The problems with that head position are two. One is that by looking forward, you create a nice surface (your forehead) for the bow wave to strike you as you move forward through the water. At the speed you swim, how significant can that be? Significant. Surface drag (or wave drag) has been shown to be an important component of the three drag forces that slow us down. The other two drag forces, pressure drag and friction, also play important roles. Surface drag is important enough us humans that a really good kicker (ie Lochte, Phelps, Coughlin) can go faster underwater (for a fairly short distance) with just legs in a streamlined position than they can on the surface using arms and legs (in a less streamlined position). Surface drag has much to do with that fact. When you swim with your head down and in the correct position, that bow wave goes right over the top of your head and all that slowing energy passes you by. When you body surf, going out through waves, it is best to dive deep under the wave. Same thing applies when you swim.

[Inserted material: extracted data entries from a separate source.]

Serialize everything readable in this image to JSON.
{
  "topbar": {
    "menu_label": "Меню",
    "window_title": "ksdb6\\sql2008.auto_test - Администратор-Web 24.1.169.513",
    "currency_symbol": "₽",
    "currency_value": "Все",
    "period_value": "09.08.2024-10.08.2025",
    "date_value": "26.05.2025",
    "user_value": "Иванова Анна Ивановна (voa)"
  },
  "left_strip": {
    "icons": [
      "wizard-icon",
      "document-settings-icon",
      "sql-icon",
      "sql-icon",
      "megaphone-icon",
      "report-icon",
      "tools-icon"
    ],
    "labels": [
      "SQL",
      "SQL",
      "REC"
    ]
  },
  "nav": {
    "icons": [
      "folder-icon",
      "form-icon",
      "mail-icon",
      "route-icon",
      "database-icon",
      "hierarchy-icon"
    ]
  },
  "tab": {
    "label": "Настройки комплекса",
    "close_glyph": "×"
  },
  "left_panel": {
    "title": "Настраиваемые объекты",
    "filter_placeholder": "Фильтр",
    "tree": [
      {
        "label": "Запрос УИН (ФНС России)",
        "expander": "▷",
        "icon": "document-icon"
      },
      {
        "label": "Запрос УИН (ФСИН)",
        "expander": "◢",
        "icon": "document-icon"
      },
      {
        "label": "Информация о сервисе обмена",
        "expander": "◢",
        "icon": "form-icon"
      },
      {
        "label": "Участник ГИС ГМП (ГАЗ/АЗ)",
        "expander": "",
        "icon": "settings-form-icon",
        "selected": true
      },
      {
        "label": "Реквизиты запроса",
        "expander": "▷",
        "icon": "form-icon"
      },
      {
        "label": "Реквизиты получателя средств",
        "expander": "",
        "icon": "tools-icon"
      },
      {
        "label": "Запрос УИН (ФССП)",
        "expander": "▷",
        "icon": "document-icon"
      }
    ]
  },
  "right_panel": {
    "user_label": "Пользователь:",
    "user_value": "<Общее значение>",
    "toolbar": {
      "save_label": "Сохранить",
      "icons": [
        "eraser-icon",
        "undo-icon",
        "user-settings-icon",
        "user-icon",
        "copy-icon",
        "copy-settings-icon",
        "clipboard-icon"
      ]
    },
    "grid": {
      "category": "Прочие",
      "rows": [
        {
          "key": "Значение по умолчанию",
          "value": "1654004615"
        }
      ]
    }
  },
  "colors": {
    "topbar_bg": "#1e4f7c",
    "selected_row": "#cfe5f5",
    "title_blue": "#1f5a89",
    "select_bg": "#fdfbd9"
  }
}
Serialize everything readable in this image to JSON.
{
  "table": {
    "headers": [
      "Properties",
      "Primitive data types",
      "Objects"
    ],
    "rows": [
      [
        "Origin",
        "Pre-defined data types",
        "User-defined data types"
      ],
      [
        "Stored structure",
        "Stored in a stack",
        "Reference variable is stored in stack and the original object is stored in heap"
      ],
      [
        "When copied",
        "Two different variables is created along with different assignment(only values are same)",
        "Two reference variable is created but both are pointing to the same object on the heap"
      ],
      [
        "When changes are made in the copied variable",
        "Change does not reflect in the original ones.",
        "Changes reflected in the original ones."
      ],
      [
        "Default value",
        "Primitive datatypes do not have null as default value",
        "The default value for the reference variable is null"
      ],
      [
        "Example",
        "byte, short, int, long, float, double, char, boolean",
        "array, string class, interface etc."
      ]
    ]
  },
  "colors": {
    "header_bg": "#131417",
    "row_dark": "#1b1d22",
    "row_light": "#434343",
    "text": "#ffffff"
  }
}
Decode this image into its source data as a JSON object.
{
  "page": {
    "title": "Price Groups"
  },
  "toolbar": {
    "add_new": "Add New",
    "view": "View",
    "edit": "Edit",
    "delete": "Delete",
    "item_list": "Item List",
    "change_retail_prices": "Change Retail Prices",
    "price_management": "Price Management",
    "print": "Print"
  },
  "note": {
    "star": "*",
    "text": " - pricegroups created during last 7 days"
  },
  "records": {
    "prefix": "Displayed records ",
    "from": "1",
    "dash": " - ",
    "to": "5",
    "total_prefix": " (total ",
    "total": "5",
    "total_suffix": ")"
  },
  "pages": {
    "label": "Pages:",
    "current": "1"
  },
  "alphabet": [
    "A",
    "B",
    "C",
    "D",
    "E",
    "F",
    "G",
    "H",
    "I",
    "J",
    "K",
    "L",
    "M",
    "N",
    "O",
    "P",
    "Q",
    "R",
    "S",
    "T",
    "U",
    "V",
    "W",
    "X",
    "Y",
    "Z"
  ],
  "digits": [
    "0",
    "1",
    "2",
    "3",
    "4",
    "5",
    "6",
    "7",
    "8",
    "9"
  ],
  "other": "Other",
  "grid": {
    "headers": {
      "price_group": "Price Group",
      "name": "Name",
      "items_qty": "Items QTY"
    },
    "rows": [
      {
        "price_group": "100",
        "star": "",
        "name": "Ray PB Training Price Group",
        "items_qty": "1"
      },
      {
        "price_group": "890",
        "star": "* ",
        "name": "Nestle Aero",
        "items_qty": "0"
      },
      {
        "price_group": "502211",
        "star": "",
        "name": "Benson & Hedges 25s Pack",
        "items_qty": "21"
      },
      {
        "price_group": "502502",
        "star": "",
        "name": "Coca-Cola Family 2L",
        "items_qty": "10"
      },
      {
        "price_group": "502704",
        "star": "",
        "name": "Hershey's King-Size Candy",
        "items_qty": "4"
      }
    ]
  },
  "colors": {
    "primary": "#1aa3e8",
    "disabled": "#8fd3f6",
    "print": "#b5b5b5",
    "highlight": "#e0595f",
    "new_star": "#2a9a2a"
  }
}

The second problem that lifting the head creates is that is takes the entire body out of alignment. In order to swim at our fastest capability, the human body needs to remain as straight as possible. Please do not confuse this with swimming flat. We want the body to rotate along the axis of our motion. We just don't want the body to be curved along that axis. By lifting the head, our hips automatically sink down. For the swimmer who uses a steady kick, the lifted head creates the 'hammock' position of your body with feet and head at the surface, but hips below. The position is even worse for the swimmer who has no kick, as the body takes on a slight incline from head to toe, perhaps 7 to 10 degrees, as the swimmer labors through the water.
We have all tried pulling a kickboard sideways through the water and know how much drag force that creates compared to keeping the kickboard flat. Trying to pull a 5 to 6 foot body at even a 10 degree incline will add a tremendous amount of frontal drag to our effort.
This week we have the USA National Team for Open Water training with us in Islamorada, preparing for the upcoming World Championship and Olympic Trials in June. Of the four swimmers here, it is interesting to observe that they use three different styles of freestyle technique. Alex Meyer (World Champion in the 25k swim last year) uses a hip-driven technique, pushing his hands out in front with a slower stroke rate than the others. Of the three girls, two of them (Christine Jennings and Emily Brunemann) use a symmetrical, fairly fast shoulder-driven technique, while the youngest (Eva Fabian) uses a fast hybrid technique, holding in front a bit with her right hand on the breathing side. The opposite hand (left) makes a quicker catch and a slower recovery as she takes her breath to the right. She is using Michael Phelps' freestyle technique in fast motion (with respect to her stroke rate). I bring this to your attention merely to remind you that in swimming, there is not one technique that is right for everyone. When talking to Alex later, he claims he really uses three different techniques in any open water race, starting or making a move on the field with more of a shoulder-driven and finishing the race with a hybrid technique. However, the two things that all four swimmers do have in common are that their head position was correct, looking down, not forward. Second, they all swim with extremely high elbows underwater (early vertical forearm). Check out part two of the video series featuring these athletes and spotting drills for open water.
In open water, when the visibility may be measured in inches, what is the point of swimming with your eyes looking forward? At the start of the race, it may be to keep from getting mauled. In the middle of the race to avoid jellyfish, big globs of seaweed or swimming up someone's back. Some may justify it thinking that it is easier to spot from the head up position than from the head down position. Whatever your reasoning might be, I am here to tell you it is not worth it. I will take the jellyfish sting any day over having to plow through a mile or two in open water with a higher drag coefficient. For spotting, lifting your head from the correct position (down) as opposed to the wrong position (looking forward) is not much harder.
As for the pool, for those who wonder how they are going to manage to navigate through a workout with their heads down without getting smacked, I tell my swimmers the following. Lead your lane… Or if you are not fast enough to do that, leave 10 seconds (or more) behind the swimmer in front of you. Stay as far to the right as you can in the lane. Pray a lot. But keep your head down… Even on the turns. It is faster and easier.